DataLoader behaves the same at every epoch with np.random

DataLoader behaves the same at every epoch with np.random

In my code, I need to use np.random.randint() to random crop my data.
Howevery, the random number generated at every epoch is the same.
I think it shoud be different. Does DataLoader set np.random.seed() at the beginning of each epoch?
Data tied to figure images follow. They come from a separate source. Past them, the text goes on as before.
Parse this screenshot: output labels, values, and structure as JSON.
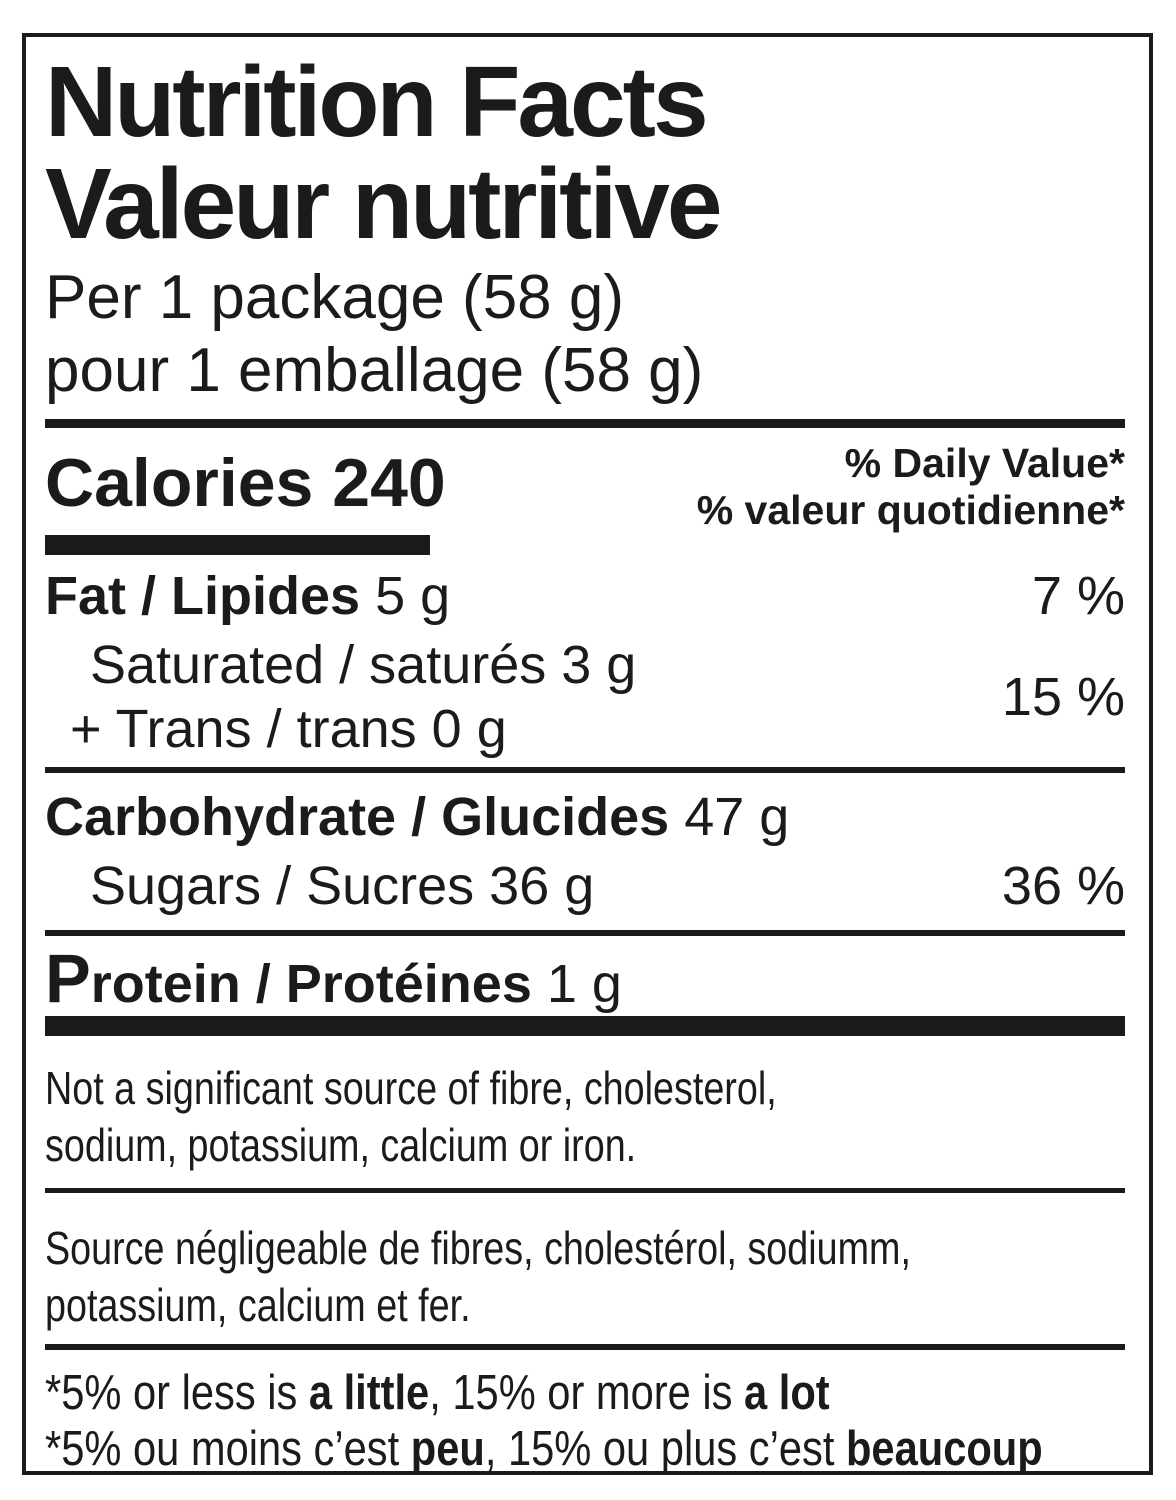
{
  "colors": {
    "ink": "#1d1a1a",
    "background": "#ffffff"
  },
  "header": {
    "title_en": "Nutrition Facts",
    "title_fr": "Valeur nutritive",
    "serving_en": "Per 1 package (58 g)",
    "serving_fr": "pour 1 emballage (58 g)"
  },
  "calories": {
    "label": "Calories",
    "value": "240"
  },
  "daily_value": {
    "header_en": "% Daily Value*",
    "header_fr": "% valeur quotidienne*"
  },
  "nutrients": {
    "fat": {
      "name": "Fat / Lipides",
      "amount": "5 g",
      "dv": "7 %"
    },
    "saturated": {
      "line1": "Saturated / saturés 3 g",
      "line2": "+ Trans / trans 0 g",
      "dv": "15 %"
    },
    "carbohydrate": {
      "name": "Carbohydrate / Glucides",
      "amount": "47 g"
    },
    "sugars": {
      "name": "Sugars / Sucres 36 g",
      "dv": "36 %"
    },
    "protein": {
      "name": "Protein / Protéines",
      "amount": "1 g"
    }
  },
  "notes": {
    "en_line1": "Not a significant source of fibre, cholesterol,",
    "en_line2": "sodium, potassium, calcium or iron.",
    "fr_line1": "Source négligeable de fibres, cholestérol, sodiumm,",
    "fr_line2": "potassium, calcium et fer."
  },
  "footnotes": {
    "en": {
      "p1": "*5% or less is ",
      "b1": "a little",
      "p2": ", 15% or more is ",
      "b2": "a lot"
    },
    "fr": {
      "p1": "*5% ou moins c’est ",
      "b1": "peu",
      "p2": ", 15% ou plus c’est ",
      "b2": "beaucoup"
    }
  }
}
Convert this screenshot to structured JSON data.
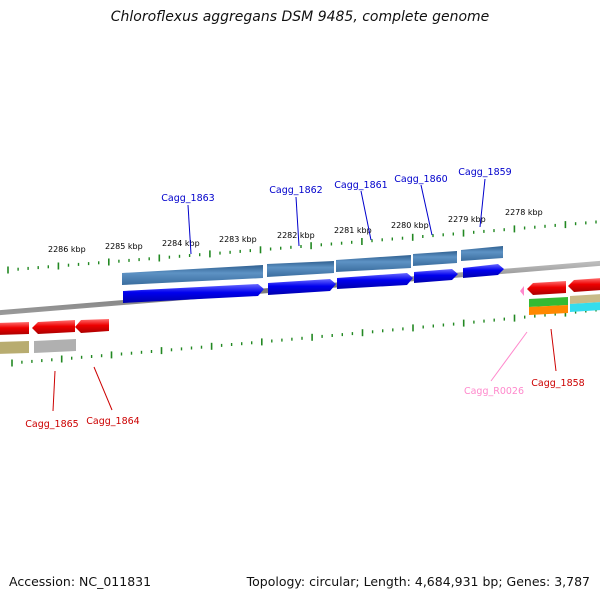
{
  "title": "Chloroflexus aggregans DSM 9485, complete genome",
  "footer": {
    "accession": "Accession: NC_011831",
    "topology": "Topology: circular; Length: 4,684,931 bp; Genes: 3,787"
  },
  "scale_labels": [
    "2286 kbp",
    "2285 kbp",
    "2284 kbp",
    "2283 kbp",
    "2282 kbp",
    "2281 kbp",
    "2280 kbp",
    "2279 kbp",
    "2278 kbp"
  ],
  "gene_labels": [
    "Cagg_1863",
    "Cagg_1862",
    "Cagg_1861",
    "Cagg_1860",
    "Cagg_1859",
    "Cagg_1865",
    "Cagg_1864",
    "Cagg_R0026",
    "Cagg_1858"
  ],
  "colors": {
    "forward_gene": "#0000ee",
    "forward_cds_feature": "#4a7fb0",
    "reverse_gene": "#ee0000",
    "rna_gene": "#ff88cc",
    "backbone": "#888888",
    "ticks": "#228822"
  }
}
I will post my simplified code below.

Environment

Here is my environment:

➜  ~ uname -a 
Linux tkit-pc 4.16.13-1-ARCH #1 SMP PREEMPT Thu May 31 23:29:29 UTC 2018 x86_64 GNU/Linux
➜  ~ pip list | grep numpy
numpy              1.14.3         
➜  ~ pip list | grep torch
torch              0.4.0a0+200fb22

code

from torch.utils.data import Dataset, DataLoader
import numpy as np

class MyDataset(Dataset):
    def __init__(self):
        pass
    def __getitem__(self, idx):
        result = np.random.randint(0, 1000)
        return result
    def __len__(self):
        return 5

dataset = MyDataset()

loader = DataLoader(dataset, batch_size=1, num_workers=1)
for epoch in range(3):
	print("Epoch:{}".format(epoch))
	for item in loader:
	    print(item)

Result

Epoch:0
tensor([ 106])
tensor([ 450])
tensor([ 685])
tensor([ 648])
tensor([ 959])
Epoch:1
tensor([ 106])
tensor([ 450])
tensor([ 685])
tensor([ 648])
tensor([ 959])
Epoch:2
tensor([ 106])
tensor([ 450])
tensor([ 685])
tensor([ 648])
tensor([ 959])

This is a knwon issue and is explained in the notes of the DataLoader doc.
You should use worker_init_fn to seed other libraries like numpy.

2 Likes

Thanks for your answer. This question confused me a lot.